Diciamo anche che tutto ciò che al livello strategico c’era da fare, è stato fatto. L’attenzione converge nella direzione giusta.
Ora però bisogna scendere di qualche gradino, nell’area operativa.
E qui regna il buio pressoché totale.
Chi si occupa di questi temi conosce bene le grandi difficoltà ed i feroci conflitti che si generano tutti i giorni nelle organizzazioni per guidare questa macchina della sicurezza.
Fiammante, attraente ma costosa ed estremamente nervosa, a volte ingovernabile.
Ci dovremmo quindi accontentare del detto un colpo al cerchio e uno alla botte nella speranza che esca un buon vino?
Proviamo per un attimo a trarre spunto da ciò che ci ha insegnato il mercato dell’informatica.
I prodotti che hanno conquistato una posizione di leadership sul mercato, duratura nel tempo, sono anche quelli nati dall’idea di un framework unitario.
Magari inizialmente instabile, in alcuni casi incompleto, ma che nel corso del tempo è stato migliorato e ottimizzato, fino a raggiungere ottimi risultati.
Allo stesso modo ciò che manca in ambito di sicurezza è una metodologia pratica – non di alto livello, non linee guida talmente ampie, in modo che dentro ci possa andar bene veramente di tutto – capace di guidare gli utenti, quasi come in un widzard, nella raccolta degli input necessari e sfornare informazioni adeguatamente elaborate, utili, concrete.
In ambito di sicurezza delle informazioni ne sono stati prodotti alcuni veramente potenti, ma eccessivamente focalizzati solo sulla porzione tecnica della faccenda. In altri aspetti della sicurezza invece ne sono stati prodotti altri veramente troppo astratti per rispondere alle esigenze della vita quotidiana in azienda.

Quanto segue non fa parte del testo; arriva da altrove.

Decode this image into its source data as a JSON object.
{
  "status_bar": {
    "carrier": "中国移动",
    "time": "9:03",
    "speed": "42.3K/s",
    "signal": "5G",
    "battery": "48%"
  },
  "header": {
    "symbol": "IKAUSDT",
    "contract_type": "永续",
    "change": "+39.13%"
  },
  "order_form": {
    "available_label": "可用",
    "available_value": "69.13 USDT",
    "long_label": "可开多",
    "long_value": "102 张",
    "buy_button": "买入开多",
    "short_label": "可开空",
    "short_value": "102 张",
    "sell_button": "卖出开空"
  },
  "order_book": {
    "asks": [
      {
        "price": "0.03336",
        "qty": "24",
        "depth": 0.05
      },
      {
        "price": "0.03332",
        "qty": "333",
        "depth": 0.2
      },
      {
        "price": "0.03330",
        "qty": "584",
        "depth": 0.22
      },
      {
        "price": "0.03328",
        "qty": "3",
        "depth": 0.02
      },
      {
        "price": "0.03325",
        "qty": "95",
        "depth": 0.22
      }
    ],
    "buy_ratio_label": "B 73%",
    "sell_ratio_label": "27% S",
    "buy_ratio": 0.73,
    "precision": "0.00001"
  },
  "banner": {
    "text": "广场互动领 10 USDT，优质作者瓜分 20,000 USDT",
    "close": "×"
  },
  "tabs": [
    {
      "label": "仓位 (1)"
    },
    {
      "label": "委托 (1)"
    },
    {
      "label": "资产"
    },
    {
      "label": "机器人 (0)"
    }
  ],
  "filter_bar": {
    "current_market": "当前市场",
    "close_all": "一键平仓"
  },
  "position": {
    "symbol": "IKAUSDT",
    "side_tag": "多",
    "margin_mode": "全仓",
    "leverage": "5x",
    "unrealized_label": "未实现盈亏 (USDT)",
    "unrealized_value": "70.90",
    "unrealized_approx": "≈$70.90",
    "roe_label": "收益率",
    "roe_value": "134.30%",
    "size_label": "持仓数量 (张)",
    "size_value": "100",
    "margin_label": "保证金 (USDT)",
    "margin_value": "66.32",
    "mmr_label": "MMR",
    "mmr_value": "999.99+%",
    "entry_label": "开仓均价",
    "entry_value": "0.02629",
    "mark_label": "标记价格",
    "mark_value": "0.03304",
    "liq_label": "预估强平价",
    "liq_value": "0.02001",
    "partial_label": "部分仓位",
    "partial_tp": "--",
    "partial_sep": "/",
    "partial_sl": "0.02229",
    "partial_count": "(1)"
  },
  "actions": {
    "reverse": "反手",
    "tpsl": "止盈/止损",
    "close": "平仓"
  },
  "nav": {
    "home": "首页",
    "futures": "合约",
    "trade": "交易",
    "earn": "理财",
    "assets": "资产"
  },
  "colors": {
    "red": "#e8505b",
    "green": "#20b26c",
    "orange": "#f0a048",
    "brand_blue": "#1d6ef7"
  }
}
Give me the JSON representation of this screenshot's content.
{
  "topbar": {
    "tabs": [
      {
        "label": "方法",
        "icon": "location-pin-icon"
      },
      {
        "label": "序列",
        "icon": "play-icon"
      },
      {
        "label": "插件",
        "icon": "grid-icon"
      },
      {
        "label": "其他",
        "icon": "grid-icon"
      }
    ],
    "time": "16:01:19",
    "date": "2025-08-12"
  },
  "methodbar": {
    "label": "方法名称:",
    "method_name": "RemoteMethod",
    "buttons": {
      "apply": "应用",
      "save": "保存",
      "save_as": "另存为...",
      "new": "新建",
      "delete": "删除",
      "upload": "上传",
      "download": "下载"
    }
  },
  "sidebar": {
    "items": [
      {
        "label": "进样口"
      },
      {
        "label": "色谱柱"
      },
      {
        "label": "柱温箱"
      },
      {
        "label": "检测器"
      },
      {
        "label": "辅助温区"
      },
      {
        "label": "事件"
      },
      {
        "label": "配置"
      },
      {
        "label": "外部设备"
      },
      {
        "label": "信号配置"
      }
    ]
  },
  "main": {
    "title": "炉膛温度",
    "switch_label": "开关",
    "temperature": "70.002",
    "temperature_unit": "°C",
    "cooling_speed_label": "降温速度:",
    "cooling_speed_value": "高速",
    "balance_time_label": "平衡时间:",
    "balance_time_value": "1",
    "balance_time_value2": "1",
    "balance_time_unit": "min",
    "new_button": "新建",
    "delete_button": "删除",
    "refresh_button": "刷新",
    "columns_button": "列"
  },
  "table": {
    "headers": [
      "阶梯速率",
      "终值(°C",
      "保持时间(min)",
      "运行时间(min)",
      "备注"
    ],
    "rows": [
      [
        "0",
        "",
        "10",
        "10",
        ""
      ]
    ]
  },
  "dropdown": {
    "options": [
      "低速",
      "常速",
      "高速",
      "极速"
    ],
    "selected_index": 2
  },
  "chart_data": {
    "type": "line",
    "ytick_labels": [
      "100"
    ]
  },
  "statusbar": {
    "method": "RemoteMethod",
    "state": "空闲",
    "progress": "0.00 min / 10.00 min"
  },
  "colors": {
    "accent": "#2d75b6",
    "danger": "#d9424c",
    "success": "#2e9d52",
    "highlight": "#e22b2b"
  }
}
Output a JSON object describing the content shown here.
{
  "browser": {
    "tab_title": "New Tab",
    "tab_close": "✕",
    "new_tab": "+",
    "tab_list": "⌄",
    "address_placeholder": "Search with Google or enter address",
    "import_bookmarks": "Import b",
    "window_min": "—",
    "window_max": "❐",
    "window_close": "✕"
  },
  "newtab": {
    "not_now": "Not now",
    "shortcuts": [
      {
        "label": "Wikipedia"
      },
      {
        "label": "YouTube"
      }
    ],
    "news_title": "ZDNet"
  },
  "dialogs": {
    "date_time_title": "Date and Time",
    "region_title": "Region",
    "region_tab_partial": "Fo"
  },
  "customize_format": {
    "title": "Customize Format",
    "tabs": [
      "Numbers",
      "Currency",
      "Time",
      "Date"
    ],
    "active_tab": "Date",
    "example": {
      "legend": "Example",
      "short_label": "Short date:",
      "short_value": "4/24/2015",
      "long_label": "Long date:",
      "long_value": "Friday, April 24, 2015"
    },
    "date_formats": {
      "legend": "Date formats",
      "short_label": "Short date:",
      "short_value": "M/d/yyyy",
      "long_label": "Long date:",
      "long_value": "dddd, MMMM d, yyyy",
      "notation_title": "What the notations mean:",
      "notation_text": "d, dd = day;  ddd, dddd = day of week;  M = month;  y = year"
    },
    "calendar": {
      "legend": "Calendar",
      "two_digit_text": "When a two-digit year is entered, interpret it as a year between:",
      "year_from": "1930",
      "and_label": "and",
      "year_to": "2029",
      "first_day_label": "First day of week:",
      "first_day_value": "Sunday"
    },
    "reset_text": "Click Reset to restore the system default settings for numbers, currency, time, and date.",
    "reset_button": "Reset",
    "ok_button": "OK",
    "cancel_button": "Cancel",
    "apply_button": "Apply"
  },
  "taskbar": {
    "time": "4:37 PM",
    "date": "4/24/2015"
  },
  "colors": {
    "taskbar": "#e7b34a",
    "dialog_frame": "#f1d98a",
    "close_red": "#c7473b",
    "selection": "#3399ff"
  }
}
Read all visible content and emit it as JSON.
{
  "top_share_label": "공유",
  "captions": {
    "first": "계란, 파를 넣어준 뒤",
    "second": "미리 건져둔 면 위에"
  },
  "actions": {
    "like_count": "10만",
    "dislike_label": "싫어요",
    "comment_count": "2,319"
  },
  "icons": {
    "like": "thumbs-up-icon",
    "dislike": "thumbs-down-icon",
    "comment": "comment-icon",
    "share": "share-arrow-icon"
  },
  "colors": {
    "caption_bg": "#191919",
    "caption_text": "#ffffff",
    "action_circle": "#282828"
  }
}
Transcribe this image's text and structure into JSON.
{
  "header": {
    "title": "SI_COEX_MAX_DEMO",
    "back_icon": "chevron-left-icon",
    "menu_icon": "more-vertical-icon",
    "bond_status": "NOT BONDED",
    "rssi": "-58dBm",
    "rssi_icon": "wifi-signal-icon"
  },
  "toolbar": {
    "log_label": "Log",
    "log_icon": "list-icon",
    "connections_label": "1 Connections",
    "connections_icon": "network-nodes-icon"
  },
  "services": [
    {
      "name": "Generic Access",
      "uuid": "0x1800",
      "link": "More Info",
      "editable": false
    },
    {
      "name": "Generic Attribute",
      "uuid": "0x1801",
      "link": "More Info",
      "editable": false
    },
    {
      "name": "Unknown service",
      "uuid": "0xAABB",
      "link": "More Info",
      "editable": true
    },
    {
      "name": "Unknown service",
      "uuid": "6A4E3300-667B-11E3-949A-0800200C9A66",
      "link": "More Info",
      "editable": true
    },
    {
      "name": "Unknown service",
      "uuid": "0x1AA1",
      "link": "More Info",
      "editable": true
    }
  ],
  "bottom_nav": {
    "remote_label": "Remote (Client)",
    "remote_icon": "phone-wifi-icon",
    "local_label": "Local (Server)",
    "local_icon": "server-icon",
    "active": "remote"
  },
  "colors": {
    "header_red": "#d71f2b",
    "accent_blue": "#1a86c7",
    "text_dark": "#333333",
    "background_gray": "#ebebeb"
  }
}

Certo, sarà un’operazione rischiosa per chi se ne prenderà l’onere.
E’ un’abitudine diffusa quella di giudicare ad alta voce le imperfezioni altrui senza proporre una soluzione alternativa, valida.
E ancor più diffusa è l’abitudine di girare la testa dall’altra parte, senza neanche ribattere, per salvaguardare il proprio orticello personale: massimo rendimento economico – fin quando le aziende, i professionisti, i cittadini ci cascano – con il minimo sforzo (quello che deriva dall’acquisizione di conoscenze e competenze necessarie per poter dire qualcosa al riguardo).
Ma va fatto!
Lo esige, prima ancora di qualsiasi condizione di salvaguardia economica per le organizzazioni che non vogliono incorrere in danni a volte fatali, il dovere morale di protezione di dipendenti e cittadini che, inconsapevoli, nel compimento delle più semplici operazioni quotidiane, si aggirano in un campo minato.